「ECの進展で実店舗の役割は終わる」という論調は多い。
「もうリアル店舗は不要だ」と言う声もある。
でも、これは正確ではない。
正確には、
「ECの進展により、これまでの店舗の役割が変る」
ということだろう。
これまで「販売機能」として存在していた実店舗は、今後、
1.ショールーム
2.ブランドの世界観を伝えるパビリオン
3.商品を確かめる場所(見て触って試して同伴者など第3者の意見を聞く場所)
4.ECの受け渡し場所
5.広告宣伝機能(店舗の存在やファサードのサインや屋外広告との連動など)
6.顧客との接触チャネル(知らない店を見つけてフラッと入ることも多い)
7.時間消費(時間つぶし)
8.店員さんとの価値観の共有(これはコミュニケーションであって接客では無い)
9.テストマーケティング、サンプリング
10.顧客情報の獲得
こういった機能と役割に変わる。
だから、ますます、商品を見て確かめて新しい情報を伝えてブランド価値を上げるためにはしっかりした店作りをしないといけなくなる。
店舗の「出店場所、内装デザイン、VMD、空間環境、店内動線、音、匂い、スタッフ」すべてに気を使わなければならない。
この考え方を一番実践しているのは、「apple store」だろう。
※ホームページから拝借しました。(出所)https://www.apple.com/jp/retail/kyoto/
ブランド価値を高め、新商品の優位性を伝え、接触チャネルとして有効に機能する。
だから、一等地立地だし、大型だし、カッコいいし、楽しい。
情報は、今やスマホで検索すれば他者の評価も含めて瞬時に手に入る時代。
「お店に行くこと(いること)が楽しい」
そして
「お店に行く必然性」
この2つが絶対に重要なのだ。
昔は、全国津々浦々まで実店舗を出店し、商品を供給し、顧客へ届けていた。
これは事業者自らが、お客様に近づくことで販売数を伸ばすビジネスモデルだったからだ。
しかし、今は、ネットからの物流で商品は届けることが出来る。
だからと言って、販売機能としての店舗が0になることはないだろう。
買い物に出かけることは楽しいイベントには変わりない。
でも、残念ながら店舗数はこれまでのような数は必要が無くなるし、在庫を持つことも無いから面積は縮小する。

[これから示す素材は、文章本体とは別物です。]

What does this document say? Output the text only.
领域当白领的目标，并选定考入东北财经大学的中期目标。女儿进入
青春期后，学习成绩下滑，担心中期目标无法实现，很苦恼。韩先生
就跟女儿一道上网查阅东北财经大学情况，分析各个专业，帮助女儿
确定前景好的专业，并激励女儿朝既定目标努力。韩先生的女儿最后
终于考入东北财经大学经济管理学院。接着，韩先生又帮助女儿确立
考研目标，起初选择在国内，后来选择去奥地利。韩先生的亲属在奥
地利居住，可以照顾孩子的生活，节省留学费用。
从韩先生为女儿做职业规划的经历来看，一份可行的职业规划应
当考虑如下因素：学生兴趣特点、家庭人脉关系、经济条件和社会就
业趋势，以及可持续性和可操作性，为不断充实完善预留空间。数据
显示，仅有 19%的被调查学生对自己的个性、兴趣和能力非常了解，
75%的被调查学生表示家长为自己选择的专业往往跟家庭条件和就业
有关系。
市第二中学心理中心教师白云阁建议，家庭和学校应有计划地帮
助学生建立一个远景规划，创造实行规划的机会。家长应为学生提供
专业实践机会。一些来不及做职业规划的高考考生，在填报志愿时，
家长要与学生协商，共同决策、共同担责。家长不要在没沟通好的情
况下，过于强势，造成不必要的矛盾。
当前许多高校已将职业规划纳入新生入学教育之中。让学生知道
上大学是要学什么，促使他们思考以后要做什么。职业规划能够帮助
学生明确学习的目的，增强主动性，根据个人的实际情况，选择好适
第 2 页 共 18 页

そして、出店場所は、一等立地に集約されていってしまう。
一等立地はますます賃料が高騰し、そうでない場所は賃料の低下に留まらず、空き区画がどんどん増えていく。
それが今の状態なのだ。
では、今あるショッピングセンターや商業施設はどうするのか。
方法はいくつかある。
まずは、「商品の受け渡し場所にしたい」というメーカーの希望を断るようなことはショッピングセンターはすべきではないだろう。
なぜなら、実店舗(リアル店舗)は人が来てくれないと始まらないからだ。
大切な時間を使って来てもらうことの重要性、大切さ。
これを再認識することがまずはスタートだろう。